Mock guac alert! Some restaurants are serving phony guacamole as avocado prices soar

Calabacita has a similar texture to avocado but is significantly cheaper.

The last controversy to rock the guac world was peas, but now it seems there's a new ingredient in town that could squash the competition.

At some Los Angeles eateries, the popular superfood-filled dip may include another ingredient unbeknownst to customers.

The pit of the problem comes down to high temperatures in California slowing avocado supplies and driving up prices to almost twice what they were last year -- almost $66 per case.

El Tepeyac Café, five miles from downtown LA, is just one restaurant in the area feeling the effects of costly avocados.

"In previous years -- they've gone up to $110 around this time," the restaurant's operations manager Carlos Thome told ABC News. "$110 per case, and we would have to say sometimes we don't have it."

The cost has pushed chefs to get creative with alternative ingredients to stretch the use of avocado -- like using Calabacita, a Mexican squash that mimics the texture of avocados and is significantly cheaper.

Javier Calbral, editor of L.A. Taco, told ABC News that using the squash produces a guac pretty close to what most folks know and love.

"You make this fake one using a summer squash that looks almost like a zucchini, and you blend them, and you get them to that texture that is [like] a taqueria guacamole," he explained. "It's pretty eerily similar [in] texture and flavor to be honest."

While the price tag is the primary problem for some restaurants, authentic guacamole is still priceless.

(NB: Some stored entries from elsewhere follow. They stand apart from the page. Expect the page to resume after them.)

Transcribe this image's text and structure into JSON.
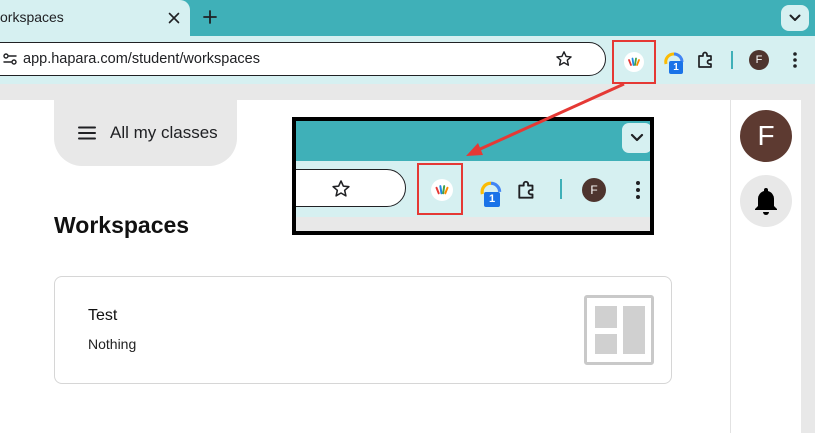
{
  "browser": {
    "tab_title": "orkspaces",
    "url": "app.hapara.com/student/workspaces",
    "extension_badge": "1",
    "profile_initial": "F"
  },
  "sidebar": {
    "classes_button_label": "All my classes"
  },
  "main": {
    "heading": "Workspaces",
    "workspaces": [
      {
        "title": "Test",
        "description": "Nothing"
      }
    ]
  },
  "rail": {
    "profile_initial": "F"
  },
  "colors": {
    "chrome_teal": "#3fb0b8",
    "toolbar": "#d6f0f1",
    "highlight_red": "#e53935",
    "profile_brown": "#5d3a31"
  },
  "icons": [
    "close-icon",
    "plus-icon",
    "chevron-down-icon",
    "site-settings-icon",
    "star-icon",
    "hapara-extension-icon",
    "google-extension-icon",
    "puzzle-icon",
    "kebab-menu-icon",
    "hamburger-icon",
    "layout-thumbnail-icon",
    "bell-icon"
  ]
}
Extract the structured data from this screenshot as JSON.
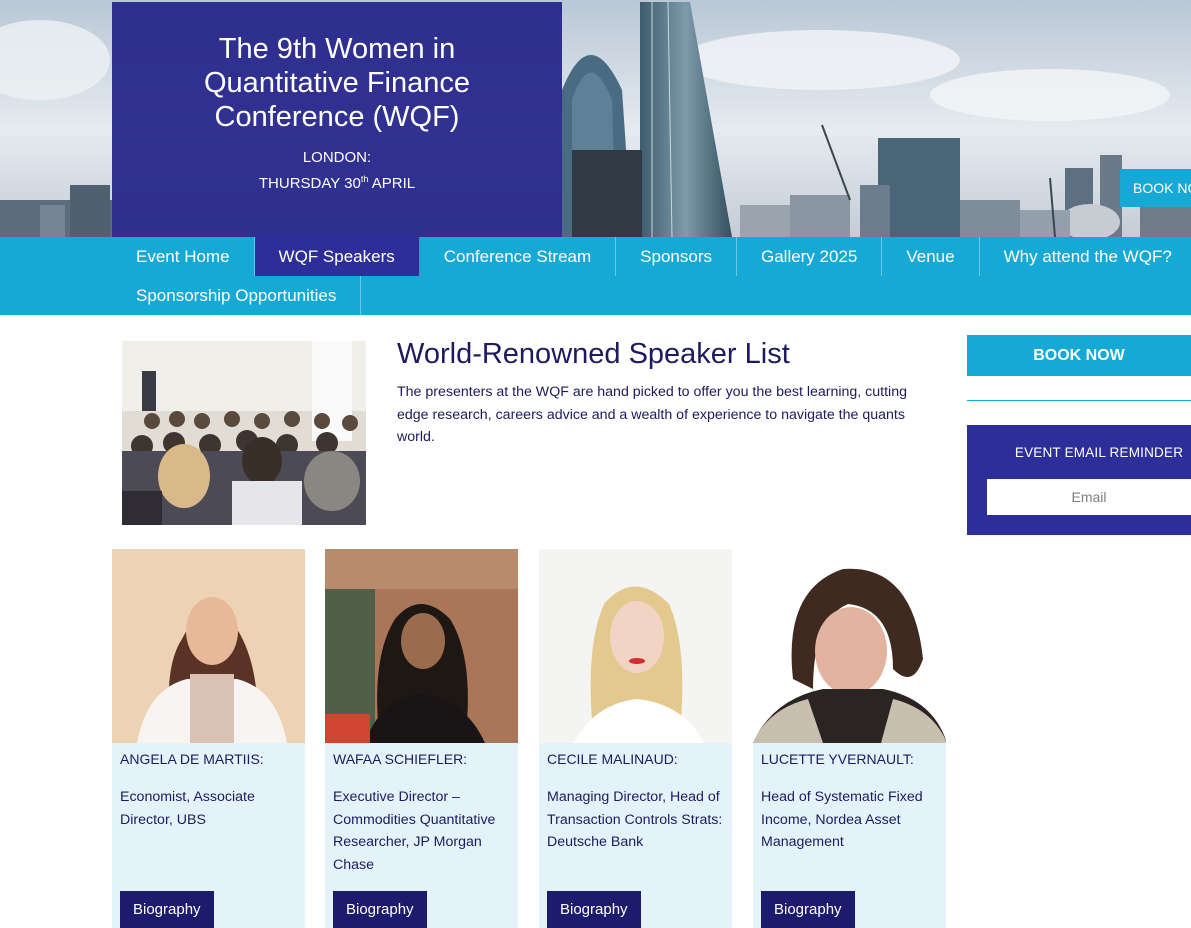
{
  "hero": {
    "title": "The 9th Women in Quantitative Finance Conference (WQF)",
    "city": "LONDON:",
    "date_prefix": "THURSDAY 30",
    "date_sup": "th",
    "date_suffix": " APRIL",
    "book_label": "BOOK NOW"
  },
  "nav": {
    "items": [
      {
        "label": "Event Home",
        "active": false
      },
      {
        "label": "WQF Speakers",
        "active": true
      },
      {
        "label": "Conference Stream",
        "active": false
      },
      {
        "label": "Sponsors",
        "active": false
      },
      {
        "label": "Gallery 2025",
        "active": false
      },
      {
        "label": "Venue",
        "active": false
      },
      {
        "label": "Why attend the WQF?",
        "active": false
      },
      {
        "label": "Sponsorship Opportunities",
        "active": false
      }
    ]
  },
  "intro": {
    "title": "World-Renowned Speaker List",
    "text": "The presenters at the WQF are hand picked to offer you the best learning, cutting edge research, careers advice and a wealth of experience to navigate the quants world."
  },
  "sidebar": {
    "book_label": "BOOK NOW",
    "reminder_title": "EVENT EMAIL REMINDER",
    "email_placeholder": "Email"
  },
  "speakers": [
    {
      "name": "ANGELA DE MARTIIS:",
      "role": "Economist, Associate Director, UBS",
      "button": "Biography"
    },
    {
      "name": "WAFAA SCHIEFLER:",
      "role": "Executive Director – Commodities Quantitative Researcher, JP Morgan Chase",
      "button": "Biography"
    },
    {
      "name": "CECILE MALINAUD:",
      "role": "Managing Director, Head of Transaction Controls Strats: Deutsche Bank",
      "button": "Biography"
    },
    {
      "name": "LUCETTE YVERNAULT:",
      "role": "Head of Systematic Fixed Income, Nordea Asset Management",
      "button": "Biography"
    }
  ],
  "colors": {
    "navy": "#24228a",
    "cyan": "#16a9d6",
    "text": "#1d1b5e",
    "card_bg": "#e4f3f9"
  }
}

"I've experimented with it amongst our employees," Thome said, but added, "It's not gonna happen."

"We can't do it," he added. "If we don't like the taste, then we're not going to give anything [like that] to the customers."

You can spot the mock guac because of its thinner, more watery texture.

The calabacita-based version also more closely resembles a taqueria-style guacamole, which is blended with tomatillos and results in a smoother, salsa-like consistency rather than chunky guac.